Una scelta forte, che si giustifica con la pericolosità, purtroppo confermata dai fatti, della balneazione in quel tratto della spiaggia, e che si aggiunge alla recente implementazione di una nuova cartellonistica di maggiore impatto visivo

RIVA DEL GARDA. Nelle scorse ore l'Amministrazione di Riva del Garda ha deciso, a causa la scarsa osservanza del divieto di balneazione, di posizionare a Punta Lido delle barriere fisiche.
Una decisone che è arrivata dopo le due recenti tragedie che sono avvenute in quelle zone e che hanno visto la morte di tre persone. Il 17 luglio dopo essere entrati in acqua e scomparsi, sono stati ritrovati i corpi senza vita, proprio nella zona di Punta Lido, di Hanna Shatratska, 52 anni, e il figlio Alex Olexi, 19 anni, di origini ucraine. Nei giorni scorsi a perdere la vita è stato il 27enne Tarandeep Singh.
Da qui la decisione del Comune di mettere delle barriere. Una scelta forte, che si giustifica con la pericolosità, purtroppo confermata dai fatti, della balneazione in quel tratto della spiaggia, e che si aggiunge alla recente implementazione di una nuova cartellonistica di maggiore impatto visivo.
“Sappiamo che la competenza sarebbe dei Bacini Montani -spiega l’assessore Luca Grazioli- e ci rendiamo anche conto che si tratta di una soluzione forte, ma abbiamo verificato come il divieto di balneazione sia sistematicamente ignorato, e come amministrazione non possiamo tollerare una situazione di un tale rischio.
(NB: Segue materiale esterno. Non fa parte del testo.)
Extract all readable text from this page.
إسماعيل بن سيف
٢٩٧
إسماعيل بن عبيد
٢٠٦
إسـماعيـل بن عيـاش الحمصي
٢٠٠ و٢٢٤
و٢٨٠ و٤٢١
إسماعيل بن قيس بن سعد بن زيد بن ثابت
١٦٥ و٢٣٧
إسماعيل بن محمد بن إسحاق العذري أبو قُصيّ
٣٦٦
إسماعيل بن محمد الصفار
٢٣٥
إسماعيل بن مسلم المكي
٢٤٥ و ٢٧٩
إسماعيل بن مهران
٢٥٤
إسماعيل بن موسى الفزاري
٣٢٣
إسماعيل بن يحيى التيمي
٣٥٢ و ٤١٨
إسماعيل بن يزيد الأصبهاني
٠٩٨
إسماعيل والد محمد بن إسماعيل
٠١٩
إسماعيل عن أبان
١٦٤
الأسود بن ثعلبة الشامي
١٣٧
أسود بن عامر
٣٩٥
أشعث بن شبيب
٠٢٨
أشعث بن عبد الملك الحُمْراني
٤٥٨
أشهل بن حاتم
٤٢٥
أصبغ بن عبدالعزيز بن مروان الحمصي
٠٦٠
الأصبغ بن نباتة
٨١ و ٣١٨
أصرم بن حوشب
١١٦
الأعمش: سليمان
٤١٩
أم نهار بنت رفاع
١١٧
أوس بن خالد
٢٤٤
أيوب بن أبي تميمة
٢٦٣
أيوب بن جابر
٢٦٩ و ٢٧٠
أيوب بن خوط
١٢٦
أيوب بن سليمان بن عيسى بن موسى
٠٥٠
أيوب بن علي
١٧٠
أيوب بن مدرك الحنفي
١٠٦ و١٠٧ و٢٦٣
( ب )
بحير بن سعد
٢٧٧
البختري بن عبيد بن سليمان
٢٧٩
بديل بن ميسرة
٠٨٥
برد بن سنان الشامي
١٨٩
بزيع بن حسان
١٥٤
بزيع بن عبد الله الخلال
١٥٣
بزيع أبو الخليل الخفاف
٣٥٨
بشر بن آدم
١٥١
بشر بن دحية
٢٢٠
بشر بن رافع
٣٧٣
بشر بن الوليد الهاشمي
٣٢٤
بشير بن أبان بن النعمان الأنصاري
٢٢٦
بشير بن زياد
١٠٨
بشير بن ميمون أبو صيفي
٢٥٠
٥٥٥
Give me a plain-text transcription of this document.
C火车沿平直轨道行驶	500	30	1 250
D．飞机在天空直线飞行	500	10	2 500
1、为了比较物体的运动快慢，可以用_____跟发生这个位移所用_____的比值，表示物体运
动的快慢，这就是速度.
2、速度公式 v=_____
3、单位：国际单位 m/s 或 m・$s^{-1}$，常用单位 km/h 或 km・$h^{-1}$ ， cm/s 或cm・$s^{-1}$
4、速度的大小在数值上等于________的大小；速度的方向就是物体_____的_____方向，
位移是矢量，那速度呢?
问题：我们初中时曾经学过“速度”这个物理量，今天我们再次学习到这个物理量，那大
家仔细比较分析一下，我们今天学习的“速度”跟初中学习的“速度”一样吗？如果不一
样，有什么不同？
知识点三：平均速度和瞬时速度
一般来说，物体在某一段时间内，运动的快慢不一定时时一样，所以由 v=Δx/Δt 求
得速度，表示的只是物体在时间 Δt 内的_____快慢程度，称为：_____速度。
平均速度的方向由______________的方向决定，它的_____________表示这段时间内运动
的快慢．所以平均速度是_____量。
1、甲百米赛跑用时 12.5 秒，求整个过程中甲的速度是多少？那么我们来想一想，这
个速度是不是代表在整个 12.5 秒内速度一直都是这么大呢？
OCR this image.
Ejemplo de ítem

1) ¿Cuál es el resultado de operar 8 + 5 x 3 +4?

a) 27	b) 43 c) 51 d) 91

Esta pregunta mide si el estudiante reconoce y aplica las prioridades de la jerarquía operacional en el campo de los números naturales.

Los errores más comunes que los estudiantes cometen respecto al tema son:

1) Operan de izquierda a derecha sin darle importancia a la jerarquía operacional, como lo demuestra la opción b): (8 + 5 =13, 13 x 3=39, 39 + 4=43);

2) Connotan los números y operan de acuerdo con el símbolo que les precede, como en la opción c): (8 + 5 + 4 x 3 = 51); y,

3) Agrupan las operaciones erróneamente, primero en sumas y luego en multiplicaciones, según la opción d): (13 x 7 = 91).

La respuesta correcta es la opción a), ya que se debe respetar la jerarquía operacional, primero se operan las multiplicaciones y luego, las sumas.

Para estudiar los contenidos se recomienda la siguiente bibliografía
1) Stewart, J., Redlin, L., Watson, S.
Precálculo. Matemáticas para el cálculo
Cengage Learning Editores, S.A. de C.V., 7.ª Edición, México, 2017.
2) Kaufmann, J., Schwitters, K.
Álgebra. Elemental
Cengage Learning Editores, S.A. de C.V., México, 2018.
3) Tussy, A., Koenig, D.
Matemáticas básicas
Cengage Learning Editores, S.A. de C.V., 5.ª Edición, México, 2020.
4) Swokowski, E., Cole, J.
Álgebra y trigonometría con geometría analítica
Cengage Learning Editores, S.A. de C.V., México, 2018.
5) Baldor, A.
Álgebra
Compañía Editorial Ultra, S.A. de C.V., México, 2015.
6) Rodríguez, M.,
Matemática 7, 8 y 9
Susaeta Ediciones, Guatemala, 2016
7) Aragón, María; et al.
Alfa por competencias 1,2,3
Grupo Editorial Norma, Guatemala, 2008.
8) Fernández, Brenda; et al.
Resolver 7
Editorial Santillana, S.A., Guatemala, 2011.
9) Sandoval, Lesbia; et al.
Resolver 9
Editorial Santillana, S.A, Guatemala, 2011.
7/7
Abbiamo deciso di intervenire in modo efficace, e questa è risultata l’unica soluzione fattibile, condivisa da Spiagge Sicure”.
In via provvisoria sono state installate delle reti da cantiere. “Valuteremo poi – spiega sempre l'assessore - oltre alla loro efficacia, se sostituirle o se mantenerle solo nel periodo estivo. Abbiamo installato anche altri cartelli, uno anche sulla spiaggetta, perché, davvero, fare il bagno in quella zona è troppo pericoloso e, semplicemente, non lo si deve fare”.